The OPEC (and some non-OPEC) countries met on Thursday this week and decided to extend the production cuts agreed in October 2016. That meeting was unique because Russia, a large non-OPEC producer, joined the attempt to control the supply of oil on the market by asking members to cut production. As I wrote last December, OPEC’s attempts to restrain their production might not work as it is giving US shale oil producers the prices they need to grow their production even faster.
Rystad Energy forecasts domestic US oil production could surpass 9.9 million barrels per day by end of December 2017. All of the recent increases come from US shale regions, mostly in Texas. Costs have been steadily declining for shale oil to an average of less than $40. Production cuts by OPEC have pushed prices above $55 per barrel, allowing a very comfortable profit margin for all shale producers.
Russia agreed in December 2016 to support OPEC and Thursday Russia again appeared to go along with an extension of the previously agreed cuts. But Russia has complained publicly about the US shale producers taking advantage of OPEC.

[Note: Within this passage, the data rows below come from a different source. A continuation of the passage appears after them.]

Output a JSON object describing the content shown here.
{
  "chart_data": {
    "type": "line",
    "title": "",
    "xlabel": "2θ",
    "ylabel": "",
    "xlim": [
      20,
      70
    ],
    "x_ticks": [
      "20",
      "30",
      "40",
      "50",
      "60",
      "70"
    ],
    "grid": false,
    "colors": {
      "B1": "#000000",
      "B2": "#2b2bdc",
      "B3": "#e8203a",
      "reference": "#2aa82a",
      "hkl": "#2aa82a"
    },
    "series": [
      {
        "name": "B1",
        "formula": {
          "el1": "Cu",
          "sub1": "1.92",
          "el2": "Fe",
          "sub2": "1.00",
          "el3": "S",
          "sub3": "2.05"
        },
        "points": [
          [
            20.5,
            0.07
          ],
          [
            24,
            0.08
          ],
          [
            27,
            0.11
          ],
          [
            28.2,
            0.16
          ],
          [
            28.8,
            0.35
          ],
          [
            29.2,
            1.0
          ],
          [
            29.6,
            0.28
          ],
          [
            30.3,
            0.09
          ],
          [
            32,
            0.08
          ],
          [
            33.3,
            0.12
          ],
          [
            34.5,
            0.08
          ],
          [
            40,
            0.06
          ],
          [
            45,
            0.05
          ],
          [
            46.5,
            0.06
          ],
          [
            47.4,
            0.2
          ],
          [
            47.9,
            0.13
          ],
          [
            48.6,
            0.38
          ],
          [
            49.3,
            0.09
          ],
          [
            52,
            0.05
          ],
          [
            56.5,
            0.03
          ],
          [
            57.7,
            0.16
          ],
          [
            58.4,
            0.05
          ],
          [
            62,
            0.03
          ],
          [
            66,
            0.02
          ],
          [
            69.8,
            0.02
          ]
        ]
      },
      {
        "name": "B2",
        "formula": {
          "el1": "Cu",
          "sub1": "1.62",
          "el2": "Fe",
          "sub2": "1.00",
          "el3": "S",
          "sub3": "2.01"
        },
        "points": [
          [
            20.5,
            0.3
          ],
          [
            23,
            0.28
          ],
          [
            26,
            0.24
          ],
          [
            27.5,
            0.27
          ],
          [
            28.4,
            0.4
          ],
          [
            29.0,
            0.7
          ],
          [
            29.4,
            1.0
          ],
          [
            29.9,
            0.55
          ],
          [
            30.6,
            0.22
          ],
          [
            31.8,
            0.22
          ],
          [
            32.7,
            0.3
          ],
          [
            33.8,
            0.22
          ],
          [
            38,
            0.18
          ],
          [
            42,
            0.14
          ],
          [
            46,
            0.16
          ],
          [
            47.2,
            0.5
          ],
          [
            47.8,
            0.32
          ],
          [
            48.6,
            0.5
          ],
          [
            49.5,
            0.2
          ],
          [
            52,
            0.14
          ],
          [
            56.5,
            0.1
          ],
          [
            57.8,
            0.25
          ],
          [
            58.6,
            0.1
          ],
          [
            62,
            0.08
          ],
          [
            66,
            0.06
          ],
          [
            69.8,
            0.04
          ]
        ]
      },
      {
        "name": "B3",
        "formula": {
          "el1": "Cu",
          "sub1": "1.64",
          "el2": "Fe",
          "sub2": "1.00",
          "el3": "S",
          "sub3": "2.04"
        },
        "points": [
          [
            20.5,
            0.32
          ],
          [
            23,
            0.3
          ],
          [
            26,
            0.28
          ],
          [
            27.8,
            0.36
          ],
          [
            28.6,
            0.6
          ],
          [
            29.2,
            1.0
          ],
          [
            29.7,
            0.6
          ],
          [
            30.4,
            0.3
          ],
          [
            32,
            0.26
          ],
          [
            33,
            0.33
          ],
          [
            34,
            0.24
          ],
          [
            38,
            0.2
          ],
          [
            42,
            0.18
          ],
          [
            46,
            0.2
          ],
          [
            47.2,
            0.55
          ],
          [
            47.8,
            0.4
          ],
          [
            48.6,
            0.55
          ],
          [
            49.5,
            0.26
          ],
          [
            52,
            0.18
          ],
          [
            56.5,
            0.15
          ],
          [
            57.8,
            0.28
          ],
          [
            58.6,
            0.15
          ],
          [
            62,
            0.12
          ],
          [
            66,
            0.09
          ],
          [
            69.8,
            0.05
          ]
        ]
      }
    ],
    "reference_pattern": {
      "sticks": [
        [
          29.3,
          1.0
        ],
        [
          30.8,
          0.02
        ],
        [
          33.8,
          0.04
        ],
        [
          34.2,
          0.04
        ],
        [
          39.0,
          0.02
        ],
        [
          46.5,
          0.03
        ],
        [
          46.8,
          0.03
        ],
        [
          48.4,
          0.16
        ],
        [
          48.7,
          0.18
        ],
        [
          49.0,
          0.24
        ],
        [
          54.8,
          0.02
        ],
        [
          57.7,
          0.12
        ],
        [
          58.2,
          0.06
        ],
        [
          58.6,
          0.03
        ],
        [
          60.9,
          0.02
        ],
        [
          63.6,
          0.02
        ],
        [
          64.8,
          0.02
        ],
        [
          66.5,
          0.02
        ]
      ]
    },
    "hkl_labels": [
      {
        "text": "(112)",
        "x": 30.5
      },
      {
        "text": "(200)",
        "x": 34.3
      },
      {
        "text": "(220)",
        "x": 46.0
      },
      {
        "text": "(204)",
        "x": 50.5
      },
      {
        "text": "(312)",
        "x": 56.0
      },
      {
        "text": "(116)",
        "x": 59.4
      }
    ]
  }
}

The agreement in late 2016 called for total cuts of about 1.8 million b/d and was to expire in March 2018. OPEC’s share of those cuts was about 1.2 Mb/d with the Saudis doing most of the heavy lifting.
As it happened inventories remain at the high end of the range throughout 2017, although they did drop a bit.
Source: Credit Suisse
The dark blue line at the top shows just how elevated inventories of crude oil in the developed world remain, even after those cuts agreed last year.
The red dotted line on the chart shows a forecast for 2018 with inventories coming down to “normal” levels by the year-end, if OPEC and non-OPEC members stick to their cuts. The 2016 agreement was extended to the end of 2018.
The main culprit keeping too much supply in the market is the ever-expanding US oil production coming from new shale oil discoveries in the Texas region. Growing deliveries from new Canadian heavy oil plants are contributing to the glut also.
Perhaps in a mistaken belief that inventories would be much lower by now speculators went “long” the crude oil contract in early 2017 which pushed the price higher by 100% from below $30 but there’s no clear path to higher oil prices until that excess OECD inventory is depleted. If inventory continues to stay at these levels there could be a sell-off by impatient speculators that would drop the price below $50 again. On the other side of the equation demand for crude might improve as economic growth worldwide picks up.
West Texas Intermediate Crude Price (USD)
Watch the news from OPEC over the next few months. The price of WTI could go either way, depending on OPEC and non-OPEC adherence to the agreement and the trends for increased supply and weak seasonal demand. But the biggest risk for crude oil prices is to the downside, unless the glut of inventories disappears soon.